Not being a parent, children’s clothing has never been a priority for me. And though my varied travels have brought me in contact with a wide range of people, never among them anyone involved in designing children’s clothing. In fact, aside from recognizing that children usually don’t run around naked I’ve hardly thought of children's clothing over the fifty years since I stopped wearing it.

It turns out some of it is cute: little girls’ t-shirts that say “Sweet & SASSY” and chest-covering depictions of T-Rex on shirts for boys for instance. Now my mother would have died before letting my sister wear a “Sweet & SASSY” shirt even if “sassy” were in lower case or merely a footnote. And Hiroko wasn’t at all convinced that her ten-year old nephew would like a giant dinosaur on his clothes. I know she is wrong about this, but Christmas is no time to declaim that men come from Mars at a very young age.

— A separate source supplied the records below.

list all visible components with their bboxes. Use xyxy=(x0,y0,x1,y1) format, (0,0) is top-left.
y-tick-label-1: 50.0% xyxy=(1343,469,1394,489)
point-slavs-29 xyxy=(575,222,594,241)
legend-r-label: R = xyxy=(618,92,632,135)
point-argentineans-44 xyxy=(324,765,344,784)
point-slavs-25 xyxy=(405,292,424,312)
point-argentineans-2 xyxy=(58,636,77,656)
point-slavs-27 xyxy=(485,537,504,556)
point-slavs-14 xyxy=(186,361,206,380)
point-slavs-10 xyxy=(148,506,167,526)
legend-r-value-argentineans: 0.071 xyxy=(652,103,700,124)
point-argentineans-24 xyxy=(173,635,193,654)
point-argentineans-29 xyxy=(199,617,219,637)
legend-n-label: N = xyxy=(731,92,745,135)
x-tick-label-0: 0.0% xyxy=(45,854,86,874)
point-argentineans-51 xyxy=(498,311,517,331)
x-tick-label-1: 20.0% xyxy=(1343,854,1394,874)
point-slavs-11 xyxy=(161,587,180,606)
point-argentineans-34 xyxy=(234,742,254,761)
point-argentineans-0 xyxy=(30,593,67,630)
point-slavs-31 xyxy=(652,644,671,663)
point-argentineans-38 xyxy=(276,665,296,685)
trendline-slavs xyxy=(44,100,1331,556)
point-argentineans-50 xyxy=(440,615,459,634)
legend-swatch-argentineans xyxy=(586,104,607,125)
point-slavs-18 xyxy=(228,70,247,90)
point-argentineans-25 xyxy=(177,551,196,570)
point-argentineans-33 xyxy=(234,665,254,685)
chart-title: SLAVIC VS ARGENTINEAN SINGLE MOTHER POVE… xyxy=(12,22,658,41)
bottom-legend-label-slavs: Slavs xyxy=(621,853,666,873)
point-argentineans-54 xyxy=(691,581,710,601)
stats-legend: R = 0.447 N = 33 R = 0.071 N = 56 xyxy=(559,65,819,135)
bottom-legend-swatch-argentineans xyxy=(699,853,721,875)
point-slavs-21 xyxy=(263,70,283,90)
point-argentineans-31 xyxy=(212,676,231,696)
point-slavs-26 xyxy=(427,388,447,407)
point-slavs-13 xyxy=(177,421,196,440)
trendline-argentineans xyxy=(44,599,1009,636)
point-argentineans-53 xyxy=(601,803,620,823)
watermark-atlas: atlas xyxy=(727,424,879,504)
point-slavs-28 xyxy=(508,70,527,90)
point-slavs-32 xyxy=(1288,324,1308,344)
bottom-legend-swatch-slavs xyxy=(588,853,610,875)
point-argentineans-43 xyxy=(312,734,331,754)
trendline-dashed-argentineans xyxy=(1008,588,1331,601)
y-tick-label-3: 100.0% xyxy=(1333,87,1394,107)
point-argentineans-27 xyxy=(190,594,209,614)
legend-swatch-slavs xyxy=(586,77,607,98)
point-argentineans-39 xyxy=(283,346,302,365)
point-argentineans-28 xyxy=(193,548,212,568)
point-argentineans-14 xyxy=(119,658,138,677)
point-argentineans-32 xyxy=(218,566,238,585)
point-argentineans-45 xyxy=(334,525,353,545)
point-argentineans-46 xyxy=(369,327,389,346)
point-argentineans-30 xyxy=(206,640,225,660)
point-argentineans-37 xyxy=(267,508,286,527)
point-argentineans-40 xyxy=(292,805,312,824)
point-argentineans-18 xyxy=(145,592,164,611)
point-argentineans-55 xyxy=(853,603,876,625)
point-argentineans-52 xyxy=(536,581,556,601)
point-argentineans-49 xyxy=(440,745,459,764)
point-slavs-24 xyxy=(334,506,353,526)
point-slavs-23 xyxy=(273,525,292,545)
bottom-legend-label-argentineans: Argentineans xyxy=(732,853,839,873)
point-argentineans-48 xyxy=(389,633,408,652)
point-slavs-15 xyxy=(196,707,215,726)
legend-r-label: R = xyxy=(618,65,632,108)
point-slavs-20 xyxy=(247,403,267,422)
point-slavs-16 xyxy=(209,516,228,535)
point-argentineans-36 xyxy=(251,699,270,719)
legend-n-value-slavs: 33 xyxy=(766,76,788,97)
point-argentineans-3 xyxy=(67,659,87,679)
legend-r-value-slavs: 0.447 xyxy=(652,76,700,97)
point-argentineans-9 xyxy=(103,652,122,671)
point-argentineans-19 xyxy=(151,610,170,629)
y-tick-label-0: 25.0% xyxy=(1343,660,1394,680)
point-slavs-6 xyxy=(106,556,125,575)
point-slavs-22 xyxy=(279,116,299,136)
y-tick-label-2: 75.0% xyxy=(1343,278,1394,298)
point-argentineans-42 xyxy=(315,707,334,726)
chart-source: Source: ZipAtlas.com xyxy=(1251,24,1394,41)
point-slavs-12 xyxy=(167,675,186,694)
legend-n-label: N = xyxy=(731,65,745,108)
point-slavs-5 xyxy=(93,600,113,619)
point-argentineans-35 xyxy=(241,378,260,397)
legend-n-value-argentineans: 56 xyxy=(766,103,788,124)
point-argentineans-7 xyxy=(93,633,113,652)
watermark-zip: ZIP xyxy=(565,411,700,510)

But the real eye-opening discovery of my first ever trip to Gymboree was finding such small clothes. At one point I stood thunderstruck that a boy’s shoulders could fit in the narrow gap between the sleeves. Fold one of the little girl’s shirts once or twice and it would fit in a pocket. My hands, nothing noteworthy in my keyboard-using profession, looked huge over the seat of those empty blue jeans.

The young people wearing those little clothes are literally in our huge hands whether we be parents or Uncle and Auntie. Juxtaposing the power in our hands against the delicacy of those tiny bodies reinforces the responsibility to treat them with reverence. For within each of those small frames God has placed a delicate spirit depending upon us and preparing to shape our unfolding world.

Wednesday, June 15, 2011

Cell Phone Sanity
Would this work?

I understand greed. I'm just not sure why we are so supportive of it.

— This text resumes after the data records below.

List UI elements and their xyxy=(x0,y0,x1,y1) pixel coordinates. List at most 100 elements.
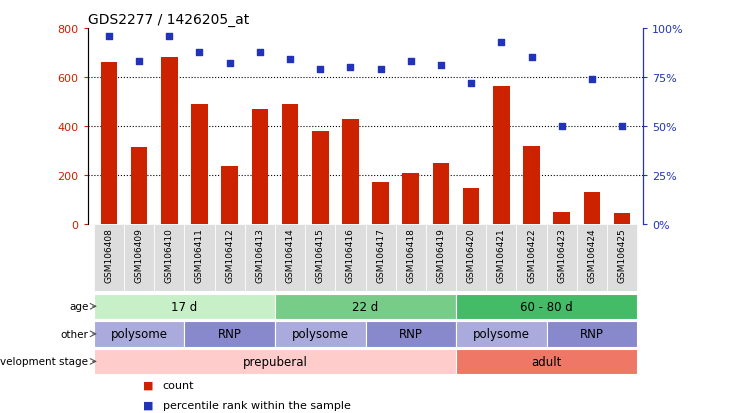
Bar xyxy=(456,321,547,347)
Text: GSM106425: GSM106425 xyxy=(618,228,626,282)
Bar xyxy=(245,224,275,292)
Point xyxy=(254,49,265,56)
Text: polysome: polysome xyxy=(473,328,530,341)
Text: prepuberal: prepuberal xyxy=(243,355,307,368)
Bar xyxy=(94,321,184,347)
Bar xyxy=(275,294,456,319)
Text: 60 - 80 d: 60 - 80 d xyxy=(520,300,573,313)
Text: count: count xyxy=(163,380,194,390)
Bar xyxy=(366,224,395,292)
Bar xyxy=(456,294,637,319)
Point xyxy=(224,61,235,67)
Bar xyxy=(101,63,117,224)
Point xyxy=(133,59,145,65)
Point xyxy=(194,49,205,56)
Text: GSM106421: GSM106421 xyxy=(497,228,506,282)
Bar xyxy=(547,321,637,347)
Bar xyxy=(577,224,607,292)
Bar xyxy=(614,214,630,224)
Bar xyxy=(154,224,184,292)
Point xyxy=(103,33,115,40)
Point xyxy=(466,81,477,87)
Text: other: other xyxy=(61,329,88,339)
Point xyxy=(375,66,387,73)
Text: ■: ■ xyxy=(143,400,157,410)
Bar xyxy=(553,213,570,224)
Bar xyxy=(305,224,336,292)
Bar xyxy=(336,224,366,292)
Text: 22 d: 22 d xyxy=(352,300,379,313)
Bar xyxy=(395,224,426,292)
Text: GSM106415: GSM106415 xyxy=(316,228,325,282)
Bar xyxy=(433,164,450,224)
Bar xyxy=(517,224,547,292)
Text: GSM106417: GSM106417 xyxy=(376,228,385,282)
Bar xyxy=(456,224,486,292)
Point xyxy=(344,65,356,71)
Text: GSM106413: GSM106413 xyxy=(255,228,265,282)
Point xyxy=(405,59,417,65)
Bar xyxy=(281,104,298,224)
Text: GSM106410: GSM106410 xyxy=(164,228,174,282)
Bar xyxy=(342,119,359,224)
Bar xyxy=(131,147,148,224)
Bar xyxy=(94,224,124,292)
Text: RNP: RNP xyxy=(399,328,423,341)
Point xyxy=(496,39,507,46)
Text: age: age xyxy=(69,301,88,311)
Bar xyxy=(191,104,208,224)
Point xyxy=(586,76,598,83)
Text: GSM106416: GSM106416 xyxy=(346,228,355,282)
Text: polysome: polysome xyxy=(292,328,349,341)
Text: GSM106423: GSM106423 xyxy=(557,228,567,282)
Bar xyxy=(214,224,245,292)
Bar xyxy=(94,349,456,374)
Bar xyxy=(493,86,510,224)
Text: GSM106414: GSM106414 xyxy=(286,228,295,282)
Text: GSM106420: GSM106420 xyxy=(466,228,476,282)
Point xyxy=(435,63,447,69)
Bar xyxy=(312,132,328,224)
Bar xyxy=(456,349,637,374)
Point xyxy=(556,123,567,130)
Text: GSM106412: GSM106412 xyxy=(225,228,234,282)
Point xyxy=(284,57,296,64)
Bar xyxy=(184,321,275,347)
Bar xyxy=(124,224,154,292)
Point xyxy=(526,55,537,62)
Bar xyxy=(275,321,366,347)
Bar xyxy=(161,58,178,224)
Text: GSM106418: GSM106418 xyxy=(406,228,415,282)
Bar xyxy=(607,224,637,292)
Bar xyxy=(403,173,419,224)
Bar xyxy=(486,224,517,292)
Text: percentile rank within the sample: percentile rank within the sample xyxy=(163,400,351,410)
Text: GSM106411: GSM106411 xyxy=(195,228,204,282)
Bar xyxy=(583,193,600,224)
Bar xyxy=(251,109,268,224)
Text: polysome: polysome xyxy=(110,328,167,341)
Text: GSM106409: GSM106409 xyxy=(135,228,143,282)
Bar xyxy=(275,224,305,292)
Text: adult: adult xyxy=(531,355,562,368)
Text: GSM106422: GSM106422 xyxy=(527,228,536,282)
Point xyxy=(616,123,628,130)
Bar xyxy=(547,224,577,292)
Text: GSM106424: GSM106424 xyxy=(588,228,596,282)
Bar xyxy=(426,224,456,292)
Text: GSM106419: GSM106419 xyxy=(436,228,445,282)
Text: development stage: development stage xyxy=(0,356,88,366)
Text: GSM106408: GSM106408 xyxy=(105,228,113,282)
Bar xyxy=(366,321,456,347)
Bar xyxy=(94,294,275,319)
Point xyxy=(164,33,175,40)
Bar xyxy=(184,224,214,292)
Text: 17 d: 17 d xyxy=(171,300,197,313)
Bar xyxy=(523,146,540,224)
Bar xyxy=(372,183,389,224)
Bar xyxy=(463,188,480,224)
Text: RNP: RNP xyxy=(580,328,604,341)
Text: ■: ■ xyxy=(143,380,157,390)
Text: RNP: RNP xyxy=(218,328,241,341)
Bar xyxy=(221,167,238,224)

We all want to talk on mobile phones. Many of us want to surf and do email on mobile devices. Some want to use Droids, some iPhones, some Blackberries. All of that is cool.

But why do we put up with Verizon, AT&T, T-Mobile, etc, using our airwaves to provide competing services when we could have one system on which any manufacturer's phone could work. The carriers subsidize the phone purchase price to get us stuck with their service contracts, virtually none of which are understandable.

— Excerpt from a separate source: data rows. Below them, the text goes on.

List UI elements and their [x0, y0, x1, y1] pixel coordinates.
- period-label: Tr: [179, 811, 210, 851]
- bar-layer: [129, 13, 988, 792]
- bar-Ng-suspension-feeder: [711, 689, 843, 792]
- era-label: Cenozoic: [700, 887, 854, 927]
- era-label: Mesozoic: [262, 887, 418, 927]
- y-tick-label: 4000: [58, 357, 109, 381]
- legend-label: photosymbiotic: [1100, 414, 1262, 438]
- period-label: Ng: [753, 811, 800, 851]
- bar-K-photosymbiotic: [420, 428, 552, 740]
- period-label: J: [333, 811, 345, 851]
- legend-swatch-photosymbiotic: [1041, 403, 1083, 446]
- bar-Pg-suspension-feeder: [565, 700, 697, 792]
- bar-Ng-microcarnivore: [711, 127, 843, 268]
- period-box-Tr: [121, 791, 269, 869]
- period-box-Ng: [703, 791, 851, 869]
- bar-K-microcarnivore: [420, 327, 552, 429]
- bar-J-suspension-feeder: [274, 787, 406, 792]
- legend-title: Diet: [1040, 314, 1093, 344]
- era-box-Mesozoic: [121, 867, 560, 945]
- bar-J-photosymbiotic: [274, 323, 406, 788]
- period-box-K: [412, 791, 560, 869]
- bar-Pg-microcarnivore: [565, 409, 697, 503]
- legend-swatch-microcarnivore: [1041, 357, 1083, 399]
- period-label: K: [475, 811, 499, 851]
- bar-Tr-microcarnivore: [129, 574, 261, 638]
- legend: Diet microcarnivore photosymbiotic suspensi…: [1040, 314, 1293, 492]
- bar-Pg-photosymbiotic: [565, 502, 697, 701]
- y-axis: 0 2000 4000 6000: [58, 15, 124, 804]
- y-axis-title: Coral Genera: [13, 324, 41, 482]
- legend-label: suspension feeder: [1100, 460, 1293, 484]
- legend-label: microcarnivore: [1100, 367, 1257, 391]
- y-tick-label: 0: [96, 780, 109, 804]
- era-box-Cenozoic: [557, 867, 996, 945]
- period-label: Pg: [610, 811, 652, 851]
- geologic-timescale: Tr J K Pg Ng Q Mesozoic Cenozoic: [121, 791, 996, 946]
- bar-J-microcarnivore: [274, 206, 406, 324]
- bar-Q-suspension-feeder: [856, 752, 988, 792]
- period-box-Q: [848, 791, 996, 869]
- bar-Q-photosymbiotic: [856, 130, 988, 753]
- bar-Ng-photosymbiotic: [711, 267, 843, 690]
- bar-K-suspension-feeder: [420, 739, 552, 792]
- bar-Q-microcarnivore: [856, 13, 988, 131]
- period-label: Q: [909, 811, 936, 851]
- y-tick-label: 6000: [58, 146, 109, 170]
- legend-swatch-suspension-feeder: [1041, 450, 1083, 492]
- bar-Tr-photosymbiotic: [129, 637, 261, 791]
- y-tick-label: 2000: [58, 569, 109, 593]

I'd rather have our taxes provide the service and let each of us choose which device suits our need - much the way we choose which cars to drive down the common highway.

Of course without Verizon Wireless and the others advertising heavily some other industry would have to pick up the tab for our TV shows. Maybe we can't win.

Sunday, April 24, 2011

The Prize Is Mine!

This year's award for the last yard mowed on our Street goes to me. I will spend the rest of this Easter Sunday basking in the good life that awaits me.

Even though I now work at home most days I have been assiduously avoiding yard work during the normal working hours. Do you think this was because I don't want anyone to see me working on the lawn when I should be in the office on the second floor? Nah, not really. It's because I just didn't want to do lawn work - perhaps a gift from Poe's imp of the perverse.

Over the past several weeks I've been in my office listening as a retired neighbor drove his lawn tractor around his yard cutting grass. The professional lawn service companies would come to other yards and work their magic. I'd hear their high-powered equipment droning. I'd give them a look through my street-facing window, and wonder if there was a chance in hell that they would come over and do my lawn also. That hasn't happened yet.

Finally on Wednesday evening the last neighbor with long over-the-winter grass got home early enough to ride his tractor over all of his yard. That meant that the prize was mine. All I had to do was mow my own lawn so that people would know that I wasn't dead or uninterested in the competition.

Today, Easter 2011, I rolled the Honda self-propelled mower from the garage, filled the tank and cut the grass.

My prize? You may be wondering what I won. A free at-home service call for my lawn mower? An azalea for that needs-something spot along the west side of the driveway? A glass of Gatorade?

No. There is no prize. In fact, there was no competition. I didn't attempt to win anything by taking so long to mow my lawn. I have just been too tired and lazy.